Other than birds, nothing of the dinosaurs survives until the present day, and most of what is known about them is known from fossilized bones, prints, feathers, and some proteins (from a T-Rex last year.)
So how would you figure out what a dinosaur's colors were? You can't find it in the bone, and no useful amount of dinosaur DNA could survive even in amber. You would have to find evidence of pigments at a very microscopic level. Animals have colors because of an organelle inside cells called melanosomes, which absorb light in specialized cells called melanocytes. Find those, and you find the color of an extinct animal.
Using an electron microscope, graduate student Jakob Vinther and colleagues at Yale examined melanosomes in a well preserved Sinosauropteryx fossil.
Able to detect the shape and density of Sinosauropteryx's melanosomes (in their fuzzy feathers), Vinther was able to piece together the animal's colour scheme, revealing a banded tail and reddish orange body feathers.
So take your first look at a dinosaur. (Courtesy National Geographic)
The results reported today show that the filaments are packed with melanosomes in the same way as modern feathers.
"These filaments are probably the evolutionary precursors of true feathers," Benton said.

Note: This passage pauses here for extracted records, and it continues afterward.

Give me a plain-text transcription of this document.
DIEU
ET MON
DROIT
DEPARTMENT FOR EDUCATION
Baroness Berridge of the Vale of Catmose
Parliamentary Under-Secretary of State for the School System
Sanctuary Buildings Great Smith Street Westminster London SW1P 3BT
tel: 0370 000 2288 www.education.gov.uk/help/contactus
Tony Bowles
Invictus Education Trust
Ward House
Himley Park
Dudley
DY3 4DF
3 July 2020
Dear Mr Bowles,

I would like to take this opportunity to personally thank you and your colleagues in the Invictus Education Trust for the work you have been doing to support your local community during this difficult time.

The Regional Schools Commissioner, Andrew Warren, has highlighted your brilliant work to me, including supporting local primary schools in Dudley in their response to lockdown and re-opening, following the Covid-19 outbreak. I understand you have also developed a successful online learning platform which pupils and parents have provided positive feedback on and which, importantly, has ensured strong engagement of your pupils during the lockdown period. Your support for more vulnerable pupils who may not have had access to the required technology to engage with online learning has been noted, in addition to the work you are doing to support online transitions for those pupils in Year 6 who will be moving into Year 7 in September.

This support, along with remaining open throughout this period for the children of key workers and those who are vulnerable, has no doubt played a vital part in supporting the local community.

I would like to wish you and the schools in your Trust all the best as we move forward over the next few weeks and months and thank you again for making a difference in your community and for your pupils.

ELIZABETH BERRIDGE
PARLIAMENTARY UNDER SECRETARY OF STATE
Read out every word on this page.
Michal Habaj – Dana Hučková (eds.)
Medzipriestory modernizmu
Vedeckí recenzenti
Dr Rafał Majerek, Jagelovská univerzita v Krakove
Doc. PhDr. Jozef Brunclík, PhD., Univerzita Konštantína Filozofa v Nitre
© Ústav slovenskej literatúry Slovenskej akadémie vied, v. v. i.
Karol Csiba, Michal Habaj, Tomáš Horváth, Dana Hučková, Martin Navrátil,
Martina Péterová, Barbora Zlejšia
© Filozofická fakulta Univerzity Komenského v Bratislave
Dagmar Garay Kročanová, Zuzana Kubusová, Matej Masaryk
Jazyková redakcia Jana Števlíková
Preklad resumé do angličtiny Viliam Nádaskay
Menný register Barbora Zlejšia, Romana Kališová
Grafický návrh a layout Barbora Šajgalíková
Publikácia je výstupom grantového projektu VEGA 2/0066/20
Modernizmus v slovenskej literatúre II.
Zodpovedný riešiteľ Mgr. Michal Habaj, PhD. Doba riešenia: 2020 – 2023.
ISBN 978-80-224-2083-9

The Smithsonian's Sues added, "I think that one can safely say that this find invalidates some recent attempts to deny the existence of protofeathers in birdlike dinosaurs by claiming (without compelling evidence) that they are degraded collagen fibers."
Sinosauropteryx is a Chinese dinosaur known from the early Cretaceous, and may be related to Compsognathus.
(Compsognathus, to give you some idea, were the little guys in Jurassic Park II who attacked the little girl on the beach, and ate some dude who wandered away from the Marlboro men trekking through the jungle later in the film.)